Phyllis Bentley

Author

  • Born: November 19, 1894
  • Birthplace: Halifax, Yorkshire, England
  • Died: June 27, 1977
  • Place of death: Halifax, Yorkshire, England

Biography

Phyllis Bentley was born in 1894 in Halifax, Yorkshire, the only daughter of Joseph Edwin Bentley and Eleanor Kettlewell Bentley’s five children. She attended the Princess Mary High School for Girls in Halifax and Cheltenham Ladies’ College. At a time when women were forbidden from earning honors degrees, in 1914 Bentley received a degree from London University with outstanding grades.

Upon her return to Halifax, she found life difficult as a dependent. Against the community’s wishes, she took a “man’s job” teaching in a boy’s school but struggled to maintain discipline. Dejected, she returned home for two years before becoming a volunteer at a child welfare clinic in Halifax. While working at the clinic, she underwent the awakening that shifted her political alliance from Conservative and Church of England to socialist and humanist. This change would have a deep influence on her literary output.

In 1918, Bentley moved to London to work as a munitions clerk. She returned home after World War I determined to continue her reform efforts through the writing of fiction. Working as a library clerk to support herself, she labored evenings on her first novel, Environment (1922). In this semiautobiographical work, a young woman comes to view the small town of Hudley as a microcosm of the world, which needs empathy and compassion so it can arrive at conciliation.

Bentley continued to write and had short stories and articles published in the Yorkshire Post. In 1926, her father died, leaving Bentley to care for her mother. In 1929, her biography of Philip Joseph Carr was published to high acclaim, and it was followed three years later by Inheritance, the first part of her very successful series chronicling the Oldroyd family and their family-owned mill through several generations. In 1941, Bentley published The English Regional Novel, a survey of regional fiction from 1840 to 1940. In 1969, she penned the popular The Brontës and Their World.

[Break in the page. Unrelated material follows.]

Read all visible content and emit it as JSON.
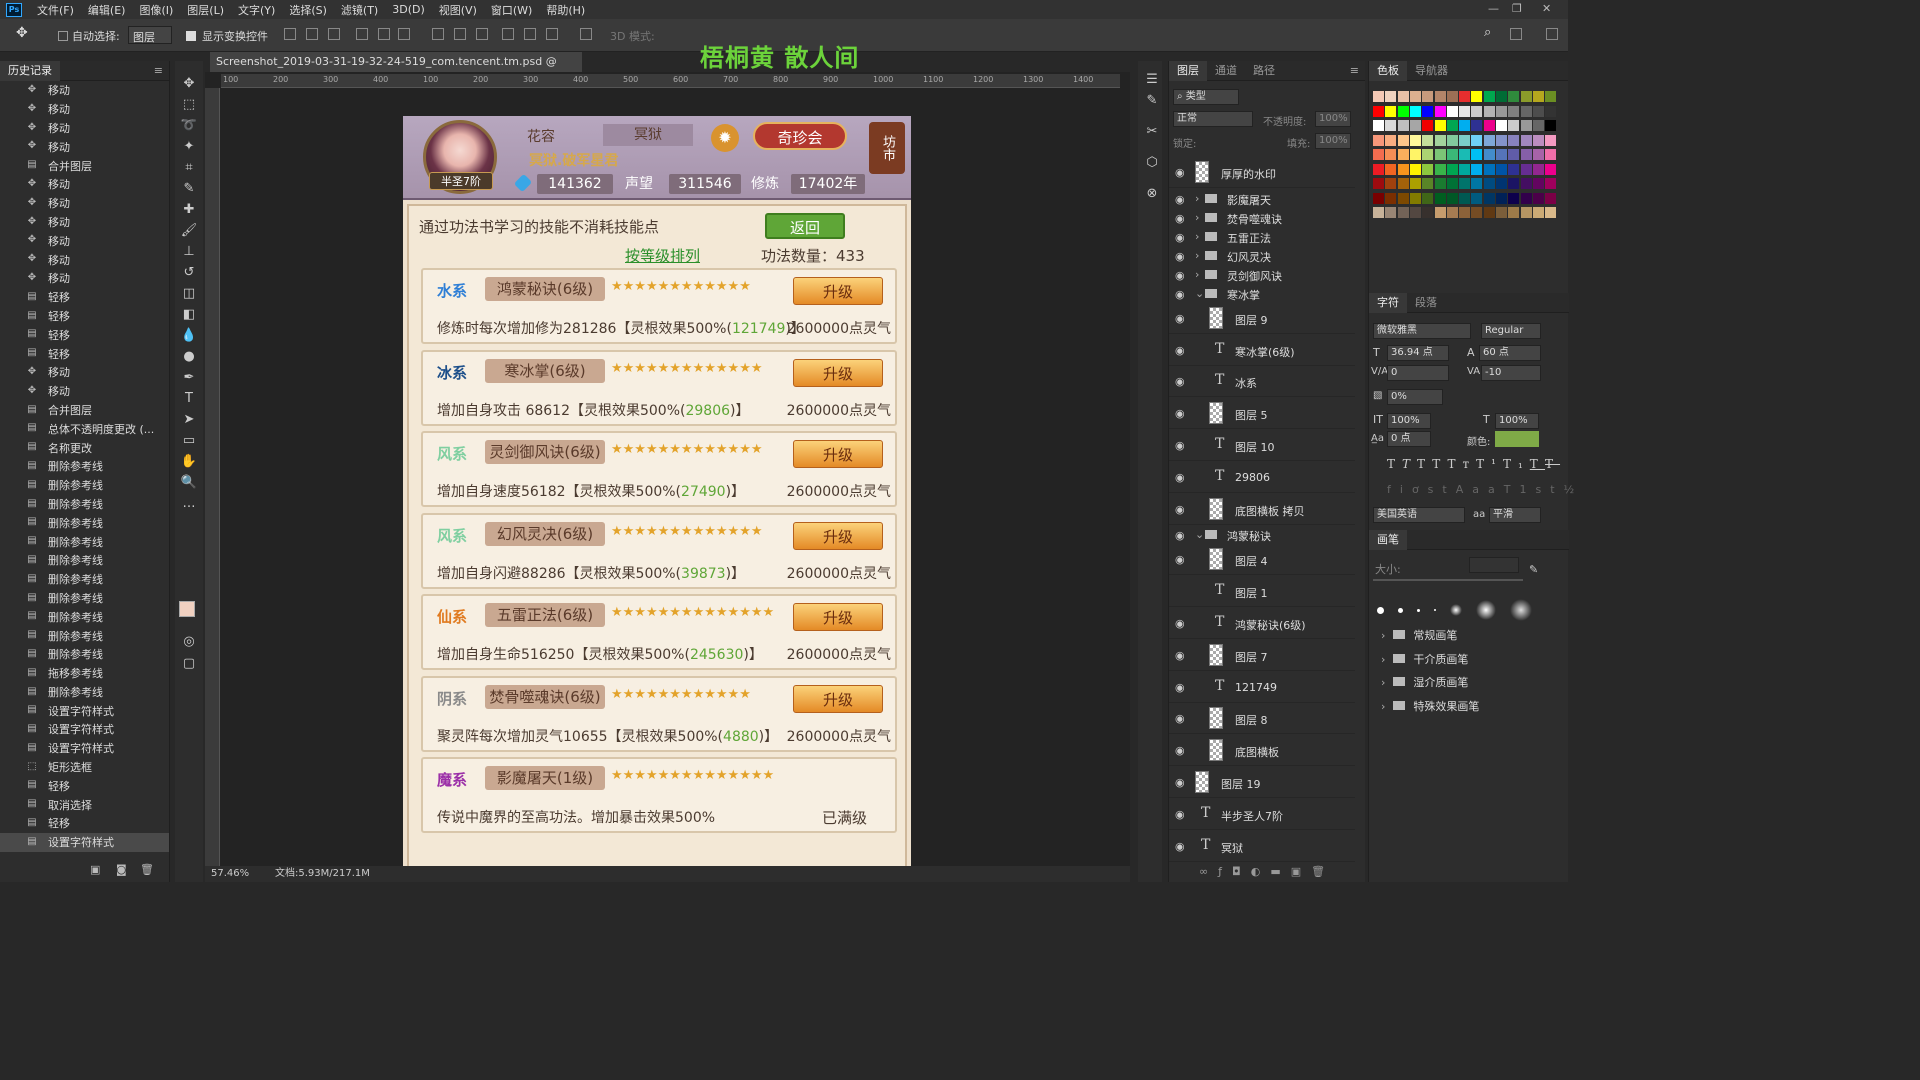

In the 1930’s Bentley was a well-known writer who moved in literary circles and traveled throughout the United States giving lectures. Leeds University awarded Bentley an honorary Doctorate in 1949. She became a fellow of the Royal Society of Literature in 1958, and was appointed OBE (Order of the British Empire) in 1970. A prolific writer, Bentley counted many volumes of short stories, historical children’s books, and detective stories, as well as book reviews and journal articles, among her literary achievements. She is most well known and highly regarded as a regional novelist.